Force SSL to renew - expired SSL

For the past 24 hours+, our site is not recognizing the active Cloudflare SSL certificate.
Background - site was migrated from HubSpot Marketing to WordPress, hosted on WPEngine a few months ago. The old HubSpot certificate apparently expired 11/16/18 0 but we no longer have access to their domain services.
The WPEngine Let’s Encrypt certificate is enabled, the Cloudflare automatic HTTPs with Full settings is enabled.
We are getting a NET::ERR_CERT_DATE_INVALID error referencing Cloudflare.

Any ideas on validating settings, updates, things we can do to force to the current active certificate?

Thanks, Jonti

Do you have access to the Cloudflare SSL/TLS settings for that domain? That page should have a section that lists your Edge Certificates. What’s listed there? I’m interested to see if it lists Dedicated certificates, or Universal certificates.

Thanks for jumping in.
It is a Universal Certificate. I am okay with upgrading, but would like to know if that would be a true resolution before I make that change.

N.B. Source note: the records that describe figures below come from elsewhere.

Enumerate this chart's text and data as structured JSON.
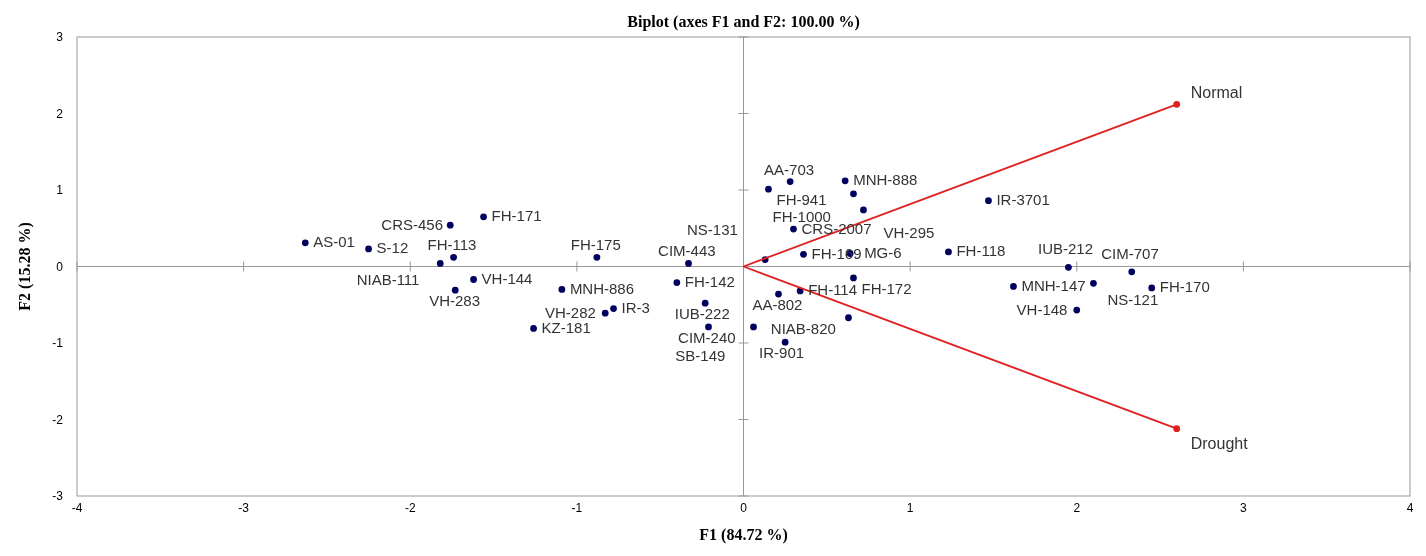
{
  "chart_data": {
    "type": "scatter",
    "title": "Biplot (axes F1 and F2: 100.00 %)",
    "xlabel": "F1 (84.72 %)",
    "ylabel": "F2 (15.28 %)",
    "xlim": [
      -4,
      4
    ],
    "xticks": [
      -4,
      -3,
      -2,
      -1,
      0,
      1,
      2,
      3,
      4
    ],
    "ylim": [
      -3,
      3
    ],
    "yticks": [
      -3,
      -2,
      -1,
      0,
      1,
      2,
      3
    ],
    "legend": false,
    "marker": "circle",
    "series": [
      {
        "color": "#00005e",
        "x": [
          -2.63,
          -2.25,
          -1.76,
          -1.56,
          -1.82,
          -1.74,
          -1.62,
          -1.73,
          -1.26,
          -1.09,
          -0.88,
          -0.83,
          -0.78,
          -0.33,
          -0.4,
          -0.23,
          -0.21,
          0.61,
          0.28,
          0.15,
          0.66,
          0.72,
          0.3,
          0.13,
          0.36,
          0.64,
          0.66,
          0.21,
          0.34,
          0.63,
          0.25,
          0.06,
          1.47,
          1.23,
          1.95,
          1.62,
          2.1,
          2.33,
          2.45,
          2.0
        ],
        "values": [
          0.31,
          0.23,
          0.54,
          0.65,
          0.04,
          0.12,
          -0.17,
          -0.31,
          -0.81,
          -0.3,
          0.12,
          -0.61,
          -0.55,
          0.04,
          -0.21,
          -0.48,
          -0.79,
          1.12,
          1.11,
          1.01,
          0.95,
          0.74,
          0.49,
          0.09,
          0.16,
          0.17,
          -0.15,
          -0.36,
          -0.32,
          -0.67,
          -0.99,
          -0.79,
          0.86,
          0.19,
          -0.01,
          -0.26,
          -0.22,
          -0.07,
          -0.28,
          -0.57
        ],
        "value_labels": [
          "AS-01",
          "S-12",
          "CRS-456",
          "FH-171",
          "NIAB-111",
          "FH-113",
          "VH-144",
          "VH-283",
          "KZ-181",
          "MNH-886",
          "FH-175",
          "VH-282",
          "IR-3",
          "CIM-443",
          "FH-142",
          "IUB-222",
          "CIM-240",
          "MNH-888",
          "AA-703",
          "FH-941",
          "FH-1000",
          "VH-295",
          "CRS-2007",
          "NS-131",
          "FH-169",
          "MG-6",
          "FH-172",
          "AA-802",
          "FH-114",
          "NIAB-820",
          "IR-901",
          "SB-149",
          "IR-3701",
          "FH-118",
          "IUB-212",
          "MNH-147",
          "NS-121",
          "CIM-707",
          "FH-170",
          "VH-148"
        ]
      },
      {
        "type": "line",
        "name": "Normal",
        "color": "#e02020",
        "marker": "none",
        "x": [
          0,
          2.6
        ],
        "values": [
          0,
          2.12
        ]
      },
      {
        "type": "line",
        "name": "Drought",
        "color": "#e02020",
        "marker": "none",
        "x": [
          0,
          2.6
        ],
        "values": [
          0,
          -2.12
        ]
      },
      {
        "color": "#e02020",
        "x": [
          2.6,
          2.6
        ],
        "values": [
          2.12,
          -2.12
        ]
      }
    ]
  }
}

If it’s universal, go to the bottom of that page and click Disable Universal SSL. Wait 10 minutes, then click that button again to Enable Universal SSL. This should re-issue a new certificate.

Thanks, I did that earlier today, but likely didn’t wait long enough, maybe only 1 minute or less. I was a bit timid for that kind of drastic change.
Kind of getting frustrated, so willing to give it a try at this point.

Plan B would be to order a dedicated certificate for $5/month while you wait for Support to straighten out the universal SSL.

Ok, always good to have a Plan B.

FWIW, I disabled Universal SSL. Refreshing the Crypto Page showed a message of Expired certificate next the Universal SSL Status. I waited a lucky 13 minutes, then re-enabled. At the moment, it is still pulling the old expired certificate, and indicating the Issuer is from Cloudflare, but still referencing HubSpot as the Subject.

I think I will be placing an order for the Dedicated Certificate.

1 Like

With Universal SSL disabled, I’d expect that certificate to disappear from the Edge Certificates list. When I use Dedicated Certificates, I disable Universal SSL, and then only one (dedicated) certificate is listed in the Edge Certificates section.

We purchased a Dedicated SSL about 8 hours ago, disabled Universal SSL, but still show an expired certificate with the wrong subject. Interestingly, it now shows the intermediate certificate expired in the browser details, but with an expiration date of 2020. I have no idea if that has any bearing, but still no clear trust, renewals, or release of our expired certificate.

any thoughts from the community?

It looks like nothing has changed. Is the Universal SSL certificate still listed in your Edge Certificates section of the Crypto page?

There’s an outside chance that your domain really isn’t going through your Cloudflare account, but one set up by Hubspot. On your DNS page, what are the two name servers assigned to your domain? They should be Alex and Marge.

This topic was automatically closed after 30 days. New replies are no longer allowed.